Support Gitea: Codeberg as repository for registering dub package.

[BoQsc]

https://codeberg.org/
https://about.gitea.com/

[WebFreak001]

since gitea support is implemented right now, this should be easy to add - however we don't actually have a way to use the same repository provider multiple times from the config yet. I think it shouldn't be too hard to add though + it should also support short-form host versions

[ArthaTi]

Will you add just Codeberg or any Gitea provider? I self-host Gitea on https://git.samerion.com

[0xEAB]

or any Gitea provider?

I think we should not allow repos from arbitrary forges.

First of all, their internet connections may vary (in speed and reliability) – compared to well-known forges which tend to have pretty good peering.
The other thing is that I’m worried about opening us to potential attacks. For one, an attacker could try to waste resources by throttling the connection speed of their forge. And also, it opens the doors to supply chain attacks where a malicious actor would detect connections originating from the registry (maybe by IP, maybe by its access patterns, maybe through something else) and serve different data, modified to contain malicious payload, to those.

[ichordev]

I think we should whitelist hosts on a by-request basis with a brief review process. An unreliable connection is not the end of the world—in fact DUB is already so slow that I doubt most small or self-hosted forges would be any slower; and hypothetical attackers are not likely to even know about the process in the first place. This would make it much more accessible for people to self-host packages, which is important because people shouldn’t be forced to host their code (and have an account) on a commercial platform.

[0xEAB]

This would make it much more accessible for people to self-host packages, which is important because people shouldn’t be forced to host their code (and have an account) on a commercial platform.

On the front, I’d suggest to decentralize the registry too.
I suppose we could add an option to DUB that allows package recipes to specify the registry to use for looking up a particular dependency package.

"dependencies": {
	"vibe-d": "~>0.10",
	"code.dlang.org/mysql-native": "~>3.2",
	"dub.example.org/example-lib-foo": "1.0.1"
}

Compatibility and usability:
Packages with no registry specifier would default to code.dlang.org.

Prior art

This isn’t new tech: OCI container management tools (e.g. Docker) already provide such a mechanism. In the case of Docker it defaults to docker.io for packages with no registry specified.

[ichordev]

This would make it much more accessible for people to self-host packages, which is important because people shouldn’t be forced to host their code (and have an account) on a commercial platform.

On the front, I’d suggest to decentralize the registry too. I suppose we could add an option to DUB that allows package recipes to specify the registry to use for looking up a particular dependency package.

"dependencies": {
	"vibe-d": "~>0.10",
	"code.dlang.org/mysql-native": "~>3.2",
	"dub.example.org/example-lib-foo": "1.0.1"
}

Compatibility and usability: Packages with no registry specifier would default to code.dlang.org.

Prior art

This isn’t new tech: OCI container management tools (e.g.
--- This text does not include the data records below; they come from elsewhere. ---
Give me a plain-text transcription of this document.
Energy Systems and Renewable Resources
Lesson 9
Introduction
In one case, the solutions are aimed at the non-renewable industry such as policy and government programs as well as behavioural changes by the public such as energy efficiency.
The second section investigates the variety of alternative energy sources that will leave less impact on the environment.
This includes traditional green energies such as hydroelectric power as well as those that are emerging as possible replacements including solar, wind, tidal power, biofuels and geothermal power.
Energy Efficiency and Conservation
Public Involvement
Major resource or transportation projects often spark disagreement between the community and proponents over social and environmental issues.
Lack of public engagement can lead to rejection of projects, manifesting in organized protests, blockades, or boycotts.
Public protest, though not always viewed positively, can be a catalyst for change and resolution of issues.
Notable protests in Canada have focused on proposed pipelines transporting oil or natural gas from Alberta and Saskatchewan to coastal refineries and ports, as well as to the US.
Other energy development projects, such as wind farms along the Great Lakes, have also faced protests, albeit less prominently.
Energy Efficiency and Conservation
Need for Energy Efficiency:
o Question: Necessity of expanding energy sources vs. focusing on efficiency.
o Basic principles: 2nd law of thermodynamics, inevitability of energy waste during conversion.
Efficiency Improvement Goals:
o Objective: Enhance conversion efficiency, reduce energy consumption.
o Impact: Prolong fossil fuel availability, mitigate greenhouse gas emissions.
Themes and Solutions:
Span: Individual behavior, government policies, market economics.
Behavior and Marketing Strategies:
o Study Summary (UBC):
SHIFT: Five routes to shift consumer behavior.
Docker) already provide such a mechanism. In the case of Docker it defaults to docker.io for packages with no registry specified.

Sounds great too. If Linux package managers can do it then why can’t we?

[ichordev]

however we don't actually have a way to use the same repository provider multiple times from the config yet. I think it shouldn't be too hard to add though + it should also support short-form host versions

@WebFreak001 has any progress been made on this?